Je n'ai guère reçu de livres d'enfants pas plus que de jouets, excepté quand des parents ou des amis m'en faisaient cadeau. De tous les livres de ce genre, Robinson Crusoé fut celui qui me frappa le plus; je l'ai lu avec plaisir durant toute ma jeunesse. Sans doute, il n'entrait pas dans le plan de mon père d'exclure les livres d'amusement, mais il me les permettait avec une grande parcimonie. A cette époque, il n'en possédait presque pas; mais il en empruntait pour moi. Je me rappelle avoir lu les Mille et une Nuits, les Contes Arabes de Cazotte, Don Quichotte, les Contes populaires de miss Edgeworth et un livre qui jouissait alors de quelque réputation, le Fou de qualité de Brooke.


(...)


La même année que je commençai le latin, j'abordai pour la première fois les poètes grecs, par l'Illiade. Quand j'y fus un peu avancé, mon père me mit entre les mains la traduction de Pope. C'était le premier poème anglais que je prenais plaisir à lire; ce fut aussi l'un des livres pour lesquels, pendant bien des années, je montrai le plus de goût. Je l'ai, je crois, lu en entier de vingt à trente fois. Je n'aurais pas songé à faire mention d'un goût qui semble si naturel à l'enfance, si je n'avais pas cru observer que le vif plaisir que me procurait ce brillant récit en vers, n'est pas aussi universel parmi les enfants que j'aurais pu le supposer.

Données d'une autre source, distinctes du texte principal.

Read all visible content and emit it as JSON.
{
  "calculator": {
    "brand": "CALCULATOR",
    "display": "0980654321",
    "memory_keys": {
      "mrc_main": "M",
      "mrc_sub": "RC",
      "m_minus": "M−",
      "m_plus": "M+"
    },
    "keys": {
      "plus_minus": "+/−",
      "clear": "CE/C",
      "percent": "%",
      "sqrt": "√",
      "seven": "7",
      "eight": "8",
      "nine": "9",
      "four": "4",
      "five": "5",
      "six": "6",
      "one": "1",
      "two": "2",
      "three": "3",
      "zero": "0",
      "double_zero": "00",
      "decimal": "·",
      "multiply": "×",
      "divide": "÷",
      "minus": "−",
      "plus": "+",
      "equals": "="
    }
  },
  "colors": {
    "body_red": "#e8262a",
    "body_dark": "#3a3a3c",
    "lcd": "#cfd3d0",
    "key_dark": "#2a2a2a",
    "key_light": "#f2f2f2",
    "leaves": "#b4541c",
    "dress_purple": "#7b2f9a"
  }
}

Bientôt après je commençai Euclide, et un peu plus tard l'algèbre, toujours avec mon père pour maître. De huit à douze ans, je lus, en fait de livres latins, les Bucoliques de Virgile et les six premiers livres de l'Enéide; tout Horace, les fables de Phèdre, les premiers livres de Tite-Live, auxquels par amour pour l'histoire romaine j'ajoutai, à mes heures de récréation, le reste de la première Décade; tout Salluste; une grande partie des Métamorphoses d'Ovide quelques comédies, de Térence; deux on trois livres de Lucrèce; plusieurs discours de Cicéron et quelques uns de ses écrits sur l'art oratoire. En grec, je lus d'un bout à l'autre l'Iliade et l'Odyssée, une ou deux tragédies de Sophocle, et d'Euripide, autant de comédies.


(...)


La chose qui frappe tout d'abord dans le cours de l'instruction que j'ai décrite, c'est le grand soin que mon père a pris de me donner durant les années de mon enfance une somme d'instruction comprenant les branches supérieures qu'on n'apprend qu'à l'âge d'homme, quand on les apprend. Le résultat de l'expérience montre avec quelle facilité on peut y arriver, et met fortement en lumière le misérable gaspillage de tant d'années précieuses qu'un si grand nombre d'écoliers consument à acquérir la maigre provision de latin et de grec qu'on leur enseigne d'ordinaire. C'est ce gaspillage qui a conduit bon nombre de partisans des réformes de l'enseignement à soutenir l'idée fausse qu'il fallait écarter complètement ces langues de l'éducation générale.


Si j'avais été doué naturellement d'une grande facilité à saisir ce qu'on m'enseignait, ou si j'avais possédé une mémoire très exacte et très-fidèle, ou bien encore, si j'avais eu un caractère éminemment actif et énergique, l'épreuve n'aurait pas été concluante. Mais pour toutes ces qualités, je reste plutôt au-dessous de là moyenne que je ne la dépasse, et ce que j'ai fait, assurément un garçon ou une fille de capacité moyenne et de bonne santé peuvent le faire. Si j'ai pu accomplir quelque chose, je le dois, entre autres circonstances heureuses, à ce que l'éducation par laquelle mon père m'a formé, m'a donné, je peux bien le dire, sur mes contemporains l'avantage d'une avance d'un quart de siècle.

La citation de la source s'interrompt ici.